Ho ballato cielito lindo e galopera,
Maria Dolores e la malaguena,
ho imparato perfino a parlar portoghese
quando mi spedì la
corporation a cercare oro nel cucuracaca.
La mia faccia era di meticcio, il profilo di ebreo errante,
sembravo più che un sardo, un greco di Santorini.
Ho imparato il tango, il bolero, su ballu sardu é rimasto nei ammentos.

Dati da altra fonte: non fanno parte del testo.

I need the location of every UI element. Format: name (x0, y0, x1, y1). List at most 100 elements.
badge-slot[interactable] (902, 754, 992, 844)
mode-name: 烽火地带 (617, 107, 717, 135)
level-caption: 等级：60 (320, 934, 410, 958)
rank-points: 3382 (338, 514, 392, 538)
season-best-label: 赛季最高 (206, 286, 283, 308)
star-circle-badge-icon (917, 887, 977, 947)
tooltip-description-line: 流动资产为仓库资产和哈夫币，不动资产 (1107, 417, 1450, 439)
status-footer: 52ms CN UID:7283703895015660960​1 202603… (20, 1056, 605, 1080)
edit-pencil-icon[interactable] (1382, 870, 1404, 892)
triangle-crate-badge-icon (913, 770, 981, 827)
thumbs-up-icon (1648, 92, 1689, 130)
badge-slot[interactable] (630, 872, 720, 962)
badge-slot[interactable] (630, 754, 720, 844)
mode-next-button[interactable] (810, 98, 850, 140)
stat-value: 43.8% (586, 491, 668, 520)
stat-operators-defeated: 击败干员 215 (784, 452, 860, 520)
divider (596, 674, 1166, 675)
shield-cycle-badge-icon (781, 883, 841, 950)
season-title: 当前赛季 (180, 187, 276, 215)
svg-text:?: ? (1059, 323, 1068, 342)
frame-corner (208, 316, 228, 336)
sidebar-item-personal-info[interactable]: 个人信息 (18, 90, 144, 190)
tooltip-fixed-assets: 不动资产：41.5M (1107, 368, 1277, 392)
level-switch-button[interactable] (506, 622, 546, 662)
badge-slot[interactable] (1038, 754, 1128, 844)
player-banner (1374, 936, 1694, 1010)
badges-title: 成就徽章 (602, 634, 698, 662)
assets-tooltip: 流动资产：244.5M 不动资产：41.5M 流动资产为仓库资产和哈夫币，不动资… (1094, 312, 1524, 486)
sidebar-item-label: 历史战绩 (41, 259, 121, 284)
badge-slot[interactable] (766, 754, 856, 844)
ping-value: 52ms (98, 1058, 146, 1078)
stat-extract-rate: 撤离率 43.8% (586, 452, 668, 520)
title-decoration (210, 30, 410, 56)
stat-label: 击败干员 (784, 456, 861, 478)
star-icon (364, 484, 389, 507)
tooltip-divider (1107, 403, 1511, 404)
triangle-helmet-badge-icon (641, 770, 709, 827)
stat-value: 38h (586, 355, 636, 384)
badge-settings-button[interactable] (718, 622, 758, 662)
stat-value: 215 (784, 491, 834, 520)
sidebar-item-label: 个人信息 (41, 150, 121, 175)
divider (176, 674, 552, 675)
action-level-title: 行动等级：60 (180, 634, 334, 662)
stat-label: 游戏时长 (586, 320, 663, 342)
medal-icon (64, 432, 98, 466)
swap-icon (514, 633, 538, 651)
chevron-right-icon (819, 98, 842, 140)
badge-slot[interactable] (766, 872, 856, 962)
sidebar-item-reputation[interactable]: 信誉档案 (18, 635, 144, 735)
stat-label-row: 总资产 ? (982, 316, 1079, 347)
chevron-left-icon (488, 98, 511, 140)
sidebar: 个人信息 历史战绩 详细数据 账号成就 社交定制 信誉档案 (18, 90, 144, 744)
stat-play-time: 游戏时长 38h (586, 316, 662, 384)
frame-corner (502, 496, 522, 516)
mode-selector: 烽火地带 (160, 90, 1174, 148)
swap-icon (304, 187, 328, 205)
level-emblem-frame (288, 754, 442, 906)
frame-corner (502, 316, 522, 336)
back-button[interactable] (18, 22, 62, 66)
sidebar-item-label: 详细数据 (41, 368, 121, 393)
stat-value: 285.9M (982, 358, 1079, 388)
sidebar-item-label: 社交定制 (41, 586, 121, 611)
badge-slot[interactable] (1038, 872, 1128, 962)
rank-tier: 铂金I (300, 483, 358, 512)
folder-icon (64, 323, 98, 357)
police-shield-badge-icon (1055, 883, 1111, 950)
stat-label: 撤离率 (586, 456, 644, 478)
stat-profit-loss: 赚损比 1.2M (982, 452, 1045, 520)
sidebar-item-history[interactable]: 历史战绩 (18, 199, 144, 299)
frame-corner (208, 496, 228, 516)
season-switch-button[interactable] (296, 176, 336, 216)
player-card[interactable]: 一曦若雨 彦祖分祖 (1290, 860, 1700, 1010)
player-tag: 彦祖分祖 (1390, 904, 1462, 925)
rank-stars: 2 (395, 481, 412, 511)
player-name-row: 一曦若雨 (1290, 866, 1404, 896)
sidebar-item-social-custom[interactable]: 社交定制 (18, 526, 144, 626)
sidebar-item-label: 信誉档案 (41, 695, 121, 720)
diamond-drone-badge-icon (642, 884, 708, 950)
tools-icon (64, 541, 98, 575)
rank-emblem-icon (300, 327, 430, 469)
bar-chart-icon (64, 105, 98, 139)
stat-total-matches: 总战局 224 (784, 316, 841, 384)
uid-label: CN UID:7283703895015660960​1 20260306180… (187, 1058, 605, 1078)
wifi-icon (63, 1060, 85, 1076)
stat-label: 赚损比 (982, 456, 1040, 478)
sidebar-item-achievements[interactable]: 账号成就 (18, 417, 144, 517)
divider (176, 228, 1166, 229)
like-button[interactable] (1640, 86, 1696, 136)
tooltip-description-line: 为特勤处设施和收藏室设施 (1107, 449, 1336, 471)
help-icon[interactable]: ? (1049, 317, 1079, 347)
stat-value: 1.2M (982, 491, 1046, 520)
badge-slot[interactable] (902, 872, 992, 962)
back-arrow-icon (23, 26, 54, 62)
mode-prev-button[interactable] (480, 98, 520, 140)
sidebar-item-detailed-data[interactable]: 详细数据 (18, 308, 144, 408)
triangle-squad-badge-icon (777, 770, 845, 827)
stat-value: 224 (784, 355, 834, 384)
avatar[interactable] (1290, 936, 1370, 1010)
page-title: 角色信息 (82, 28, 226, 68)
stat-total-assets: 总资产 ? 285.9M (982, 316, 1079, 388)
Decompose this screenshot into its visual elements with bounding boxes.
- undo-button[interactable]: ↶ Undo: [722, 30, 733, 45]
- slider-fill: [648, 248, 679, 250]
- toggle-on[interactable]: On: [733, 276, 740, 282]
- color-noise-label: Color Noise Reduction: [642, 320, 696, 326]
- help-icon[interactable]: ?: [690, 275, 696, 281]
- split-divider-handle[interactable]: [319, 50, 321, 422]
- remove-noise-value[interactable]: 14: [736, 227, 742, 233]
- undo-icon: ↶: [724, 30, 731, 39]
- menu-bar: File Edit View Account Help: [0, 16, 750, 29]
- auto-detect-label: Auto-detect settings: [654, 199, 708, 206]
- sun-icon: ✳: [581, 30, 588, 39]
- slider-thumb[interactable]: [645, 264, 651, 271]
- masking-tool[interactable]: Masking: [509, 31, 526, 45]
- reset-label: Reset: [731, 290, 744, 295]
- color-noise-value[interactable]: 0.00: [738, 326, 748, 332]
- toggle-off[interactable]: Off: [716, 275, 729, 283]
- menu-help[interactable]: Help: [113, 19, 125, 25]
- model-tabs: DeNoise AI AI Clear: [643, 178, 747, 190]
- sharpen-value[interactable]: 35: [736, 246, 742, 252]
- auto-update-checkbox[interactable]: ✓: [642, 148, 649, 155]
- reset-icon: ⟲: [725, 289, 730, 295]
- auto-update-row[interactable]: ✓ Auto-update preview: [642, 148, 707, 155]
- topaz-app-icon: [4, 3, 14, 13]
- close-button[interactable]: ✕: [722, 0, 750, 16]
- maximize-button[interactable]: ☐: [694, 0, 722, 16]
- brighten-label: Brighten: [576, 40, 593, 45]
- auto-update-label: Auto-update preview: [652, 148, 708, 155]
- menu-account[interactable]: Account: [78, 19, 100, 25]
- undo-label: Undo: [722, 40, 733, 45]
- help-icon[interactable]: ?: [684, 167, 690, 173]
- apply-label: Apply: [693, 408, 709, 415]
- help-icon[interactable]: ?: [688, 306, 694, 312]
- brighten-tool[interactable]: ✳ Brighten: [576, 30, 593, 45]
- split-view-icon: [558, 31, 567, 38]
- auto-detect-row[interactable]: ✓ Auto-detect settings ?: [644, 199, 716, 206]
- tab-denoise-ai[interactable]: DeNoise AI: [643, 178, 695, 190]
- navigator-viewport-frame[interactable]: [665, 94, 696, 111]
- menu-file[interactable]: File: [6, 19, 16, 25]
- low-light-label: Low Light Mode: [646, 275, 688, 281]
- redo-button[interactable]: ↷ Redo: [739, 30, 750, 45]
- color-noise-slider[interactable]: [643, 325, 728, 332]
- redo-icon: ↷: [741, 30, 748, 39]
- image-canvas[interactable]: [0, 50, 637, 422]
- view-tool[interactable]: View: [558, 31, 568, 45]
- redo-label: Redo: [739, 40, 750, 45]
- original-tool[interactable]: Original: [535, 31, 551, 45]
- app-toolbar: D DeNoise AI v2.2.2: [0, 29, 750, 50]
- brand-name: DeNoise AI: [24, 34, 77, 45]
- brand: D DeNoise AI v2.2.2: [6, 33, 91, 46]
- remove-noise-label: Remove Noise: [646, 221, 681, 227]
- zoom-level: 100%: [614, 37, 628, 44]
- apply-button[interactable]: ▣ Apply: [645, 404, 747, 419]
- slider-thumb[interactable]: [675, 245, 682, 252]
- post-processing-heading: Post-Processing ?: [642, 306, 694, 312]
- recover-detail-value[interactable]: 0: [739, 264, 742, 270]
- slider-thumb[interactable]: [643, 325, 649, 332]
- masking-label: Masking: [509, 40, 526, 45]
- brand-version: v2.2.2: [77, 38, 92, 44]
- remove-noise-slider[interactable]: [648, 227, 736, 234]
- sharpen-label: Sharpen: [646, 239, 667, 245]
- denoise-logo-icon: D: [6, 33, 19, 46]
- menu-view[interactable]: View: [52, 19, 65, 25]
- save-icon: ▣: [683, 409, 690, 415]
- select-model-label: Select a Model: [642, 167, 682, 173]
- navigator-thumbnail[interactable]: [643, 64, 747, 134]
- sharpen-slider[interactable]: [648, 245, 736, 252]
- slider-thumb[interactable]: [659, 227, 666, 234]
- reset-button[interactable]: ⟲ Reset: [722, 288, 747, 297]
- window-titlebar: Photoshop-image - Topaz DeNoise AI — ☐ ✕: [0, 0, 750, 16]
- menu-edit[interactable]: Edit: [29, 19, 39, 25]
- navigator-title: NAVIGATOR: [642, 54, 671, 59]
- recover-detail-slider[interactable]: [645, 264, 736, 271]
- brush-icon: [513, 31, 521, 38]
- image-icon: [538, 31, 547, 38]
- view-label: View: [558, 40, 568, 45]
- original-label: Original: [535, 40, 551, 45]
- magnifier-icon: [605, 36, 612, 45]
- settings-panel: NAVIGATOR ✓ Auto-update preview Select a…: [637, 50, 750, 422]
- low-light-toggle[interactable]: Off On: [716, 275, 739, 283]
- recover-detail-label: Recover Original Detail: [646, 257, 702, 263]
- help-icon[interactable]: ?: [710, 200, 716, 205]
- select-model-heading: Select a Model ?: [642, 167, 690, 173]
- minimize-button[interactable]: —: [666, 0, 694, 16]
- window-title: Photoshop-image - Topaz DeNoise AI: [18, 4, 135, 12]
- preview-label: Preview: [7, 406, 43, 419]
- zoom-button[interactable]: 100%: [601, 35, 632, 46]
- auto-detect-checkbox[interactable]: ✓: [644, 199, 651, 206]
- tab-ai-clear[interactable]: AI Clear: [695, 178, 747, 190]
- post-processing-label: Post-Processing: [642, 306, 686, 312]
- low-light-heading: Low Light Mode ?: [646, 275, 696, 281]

Ho passeggiato anche a madrid, roba
per pochi, ho perfino mangiato alla tour rose,
ho visitato il MOMA di New York City.
Ho installato tutte le luci di Brooklin e di Manhattan,
ho conosciuto Siro Maccioni, il re dei re degli chef toscani.
Ma la mia isola era tutt'altra cosa.
Dopo 10 anni, di lungo peregrinare, aver dedicato
una preghiera al Gesù di Ro de Janeiro,
ho fatto spola a Montreal per salutare alcuni
amici, e voilà, sono sbarcato a Golfo degli Aranci.
Ed ho viaggiato a finestrini chiusi, in attesa di
assapporare tutti i gusti perduti con la mia lontananza.
Addio Montevideo, addio Ciudad del Mexico,
addio Asuncion, addio Alessandria d'Egitto.
Dalla mia Sardegna, vi mando un abbraccio.